FOSTER CITY – An 81-year-old man was arrested Monday on suspicion of killing his estranged wife nearly 45 years ago and dumping her body in San Francisco Bay, police said.
Patrick Galvani’s arrest in San Francisco comes after detectives reopened the case, Foster City police Chief Cory Call said in a news release.
On Aug. 9, 1982, a fisherman found 36-year-old Nancy Galvani’s body stuffed in a sleeping bag tied to a cinder block near the San Mateo Bridge. She died from asphyxiation.
“Despite extensive efforts over the years, the case remained unsolved until recent developments allowed investigators to move forward,” Call said. No additional details were released.
Patrick was booked into San Mateo County jail on a murder charge. He is being held without bail, according to jail records.
This is not the first time Patrick has been accused of being a suspect. He was arrested and charged with murder after Nancy’s body was found, but prosecutors dropped the charges.
In 1982, then-San Mateo County District Attorney Keith Sorenson told the San Francisco Examiner that prosecutors concluded they had less than a 50% chance of winning a conviction.
“I am not saying for a minute that he is innocent or didn’t do it,” Sorenson told the newspaper.
Shortly before she was killed, Nancy applied for a restraining order against Patrick and filed for divorce, the Los Angeles Times reported in a 2014 profile of her daughter, Alison Galvani. Nancy accused her husband of punching her and holding a pillow over her face, and told others he had tried to kill her, according to the newspaper.
Patrick opposed the divorce and said in court records that Nancy was paranoid, the Times reported. Nancy had been diagnosed with manic depression, but lithium stabilized her, according to the newspaper.
“I believe her current fears of me are related to her mental illness,” Patrick said in a court declaration.

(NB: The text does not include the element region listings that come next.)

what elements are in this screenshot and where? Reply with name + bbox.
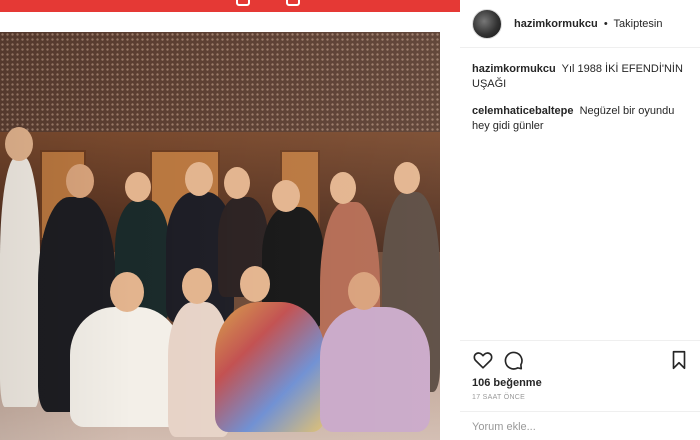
author-username[interactable]: hazimkormukcu [514, 18, 598, 30]
comment-username[interactable]: celemhaticebaltepe [472, 105, 574, 117]
follow-status[interactable]: Takiptesin [614, 18, 663, 30]
top-red-bar [0, 0, 460, 12]
post-timestamp: 17 SAAT ÖNCE [472, 394, 526, 401]
bookmark-icon[interactable] [668, 349, 690, 371]
post-sidebar: hazimkormukcu • Takiptesin hazimkormukcu… [460, 0, 700, 440]
comments-list: hazimkormukcu Yıl 1988 İKİ EFENDİ'NİN UŞ… [472, 62, 694, 146]
like-count[interactable]: 106 beğenme [472, 377, 542, 389]
photo-overlay [0, 32, 440, 440]
top-bar-shape [286, 0, 300, 6]
action-bar [472, 349, 688, 373]
caption: hazimkormukcu Yıl 1988 İKİ EFENDİ'NİN UŞ… [472, 62, 694, 92]
caption-username[interactable]: hazimkormukcu [472, 63, 556, 75]
list-item: celemhaticebaltepe Negüzel bir oyundu he… [472, 104, 694, 134]
header-text: hazimkormukcu • Takiptesin [514, 18, 662, 30]
comment-bubble-icon[interactable] [502, 349, 524, 371]
heart-icon[interactable] [472, 349, 494, 371]
post-header: hazimkormukcu • Takiptesin [460, 0, 700, 48]
avatar[interactable] [472, 8, 502, 39]
comment-input[interactable] [472, 418, 682, 435]
instagram-post: hazimkormukcu • Takiptesin hazimkormukcu… [0, 0, 700, 440]
top-bar-shape [236, 0, 250, 6]
post-photo[interactable] [0, 32, 440, 440]
separator-dot: • [603, 17, 608, 30]
post-media [0, 0, 460, 440]
post-actions-section: 106 beğenme 17 SAAT ÖNCE [460, 340, 700, 401]
add-comment-section [460, 411, 700, 440]
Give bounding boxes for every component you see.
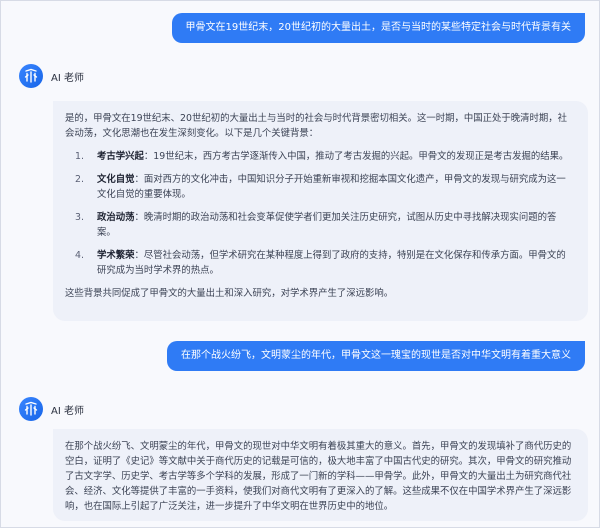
list-number: 1. [75,151,84,162]
list-item-text: ：尽管社会动荡，但学术研究在某种程度上得到了政府的支持，特别是在文化保存和传承方… [97,250,566,276]
assistant-name: AI 老师 [51,405,84,417]
assistant-name: AI 老师 [51,72,84,84]
reply-closing: 这些背景共同促成了甲骨文的大量出土和深入研究，对学术界产生了深远影响。 [65,288,394,299]
jia-gu-glyph-icon [24,401,38,416]
assistant-header: AI 老师 [19,64,84,88]
list-item: 1. 考古学兴起：19世纪末，西方考古学逐渐传入中国，推动了考古发掘的兴起。甲骨… [65,149,574,164]
avatar [19,64,43,88]
list-number: 3. [75,212,84,223]
list-item-title: 政治动荡 [97,212,135,223]
user-message-bubble: 甲骨文在19世纪末，20世纪初的大量出土，是否与当时的某些特定社会与时代背景有关 [171,13,585,43]
assistant-message-card: 在那个战火纷飞、文明蒙尘的年代，甲骨文的现世对中华文明有着极其重大的意义。首先，… [53,429,588,521]
reply-intro: 是的，甲骨文在19世纪末、20世纪初的大量出土与当时的社会与时代背景密切相关。这… [65,113,567,139]
list-number: 2. [75,174,84,185]
assistant-message-card: 是的，甲骨文在19世纪末、20世纪初的大量出土与当时的社会与时代背景密切相关。这… [53,101,588,321]
background-list: 1. 考古学兴起：19世纪末，西方考古学逐渐传入中国，推动了考古发掘的兴起。甲骨… [65,149,574,278]
assistant-header: AI 老师 [19,397,84,421]
chat-window: 甲骨文在19世纪末，20世纪初的大量出土，是否与当时的某些特定社会与时代背景有关… [0,0,600,528]
list-item-text: ：19世纪末，西方考古学逐渐传入中国，推动了考古发掘的兴起。甲骨文的发现正是考古… [143,151,569,162]
reply-text: 在那个战火纷飞、文明蒙尘的年代，甲骨文的现世对中华文明有着极其重大的意义。首先，… [65,441,572,512]
list-item-text: ：面对西方的文化冲击，中国知识分子开始重新审视和挖掘本国文化遗产，甲骨文的发现与… [97,174,566,200]
list-item-title: 文化自觉 [97,174,135,185]
list-item: 3. 政治动荡：晚清时期的政治动荡和社会变革促使学者们更加关注历史研究，试图从历… [65,210,574,240]
list-item: 4. 学术繁荣：尽管社会动荡，但学术研究在某种程度上得到了政府的支持，特别是在文… [65,248,574,278]
list-item-text: ：晚清时期的政治动荡和社会变革促使学者们更加关注历史研究，试图从历史中寻找解决现… [97,212,557,238]
jia-gu-glyph-icon [24,68,38,83]
list-item-title: 学术繁荣 [97,250,135,261]
list-item-title: 考古学兴起 [97,151,144,162]
avatar [19,397,43,421]
user-message-bubble: 在那个战火纷飞，文明蒙尘的年代，甲骨文这一瑰宝的现世是否对中华文明有着重大意义 [167,341,585,371]
list-item: 2. 文化自觉：面对西方的文化冲击，中国知识分子开始重新审视和挖掘本国文化遗产，… [65,172,574,202]
list-number: 4. [75,250,84,261]
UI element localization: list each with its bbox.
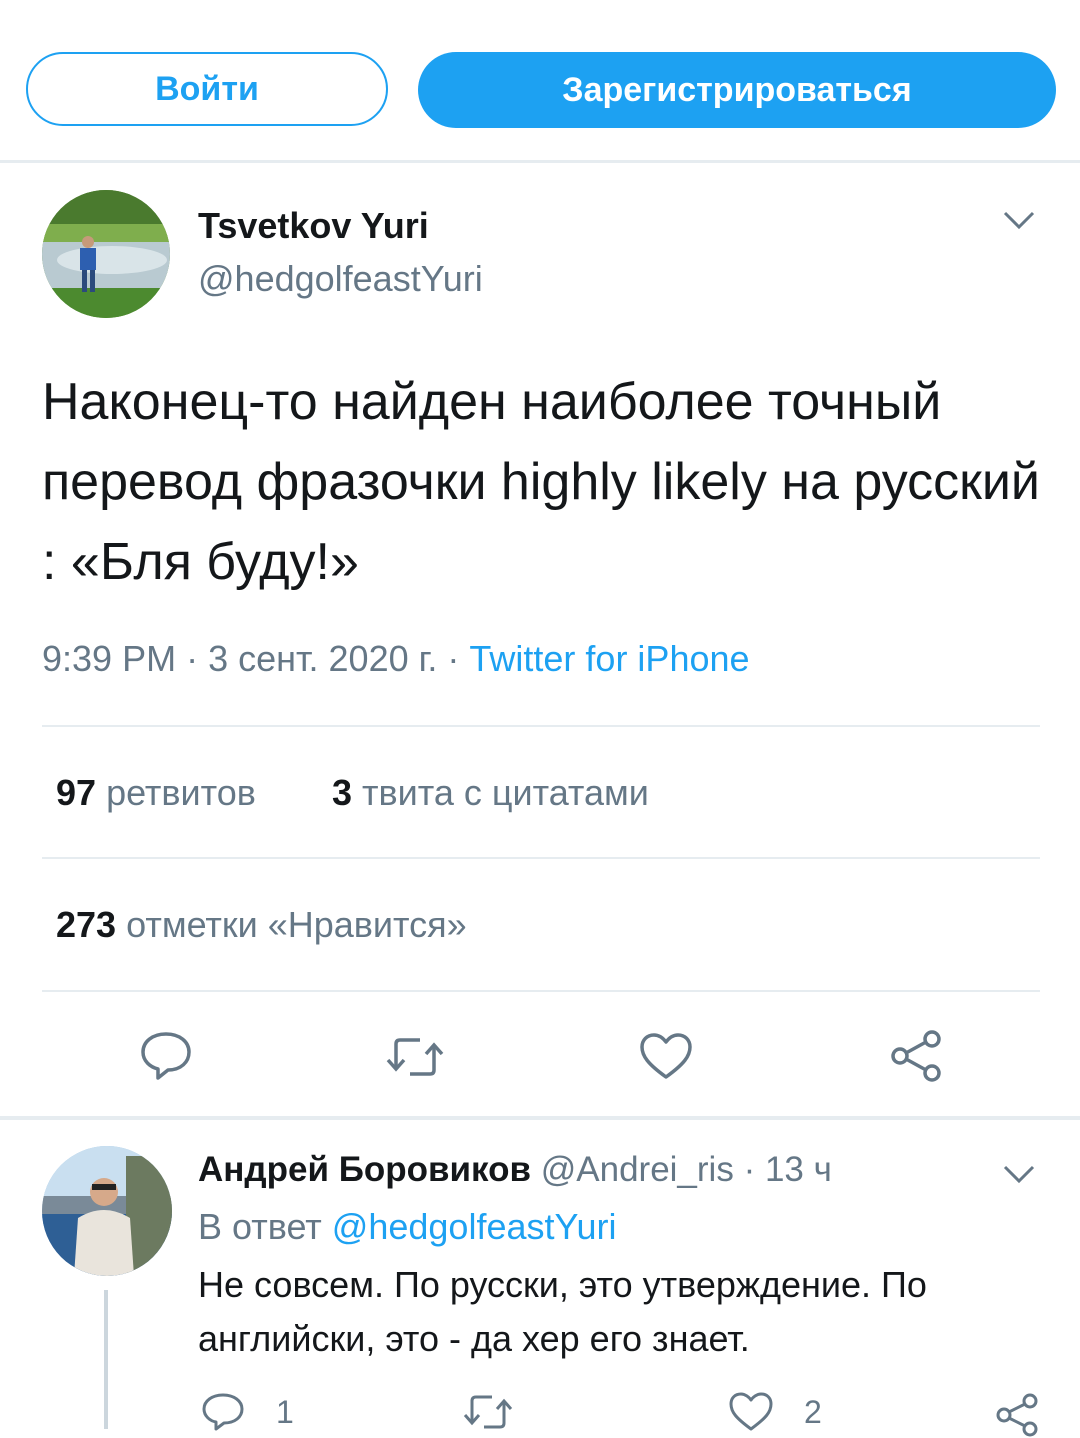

In a 2010 phone call monitored by Foster City police detectives, Patrick told Alison he did not kill Nancy, but he called her mother’s death the best thing that could have happened to her, the Los Angeles Times reported. Patrick also said he would have killed Nancy for Alison’s sake, but someone beat him to it, the newspaper reported.
The police chief said the investigation remains “active and ongoing.” Anyone with information can contact the police department’s detective bureau at 650-286-3300 or the tip line at 650-286-3323.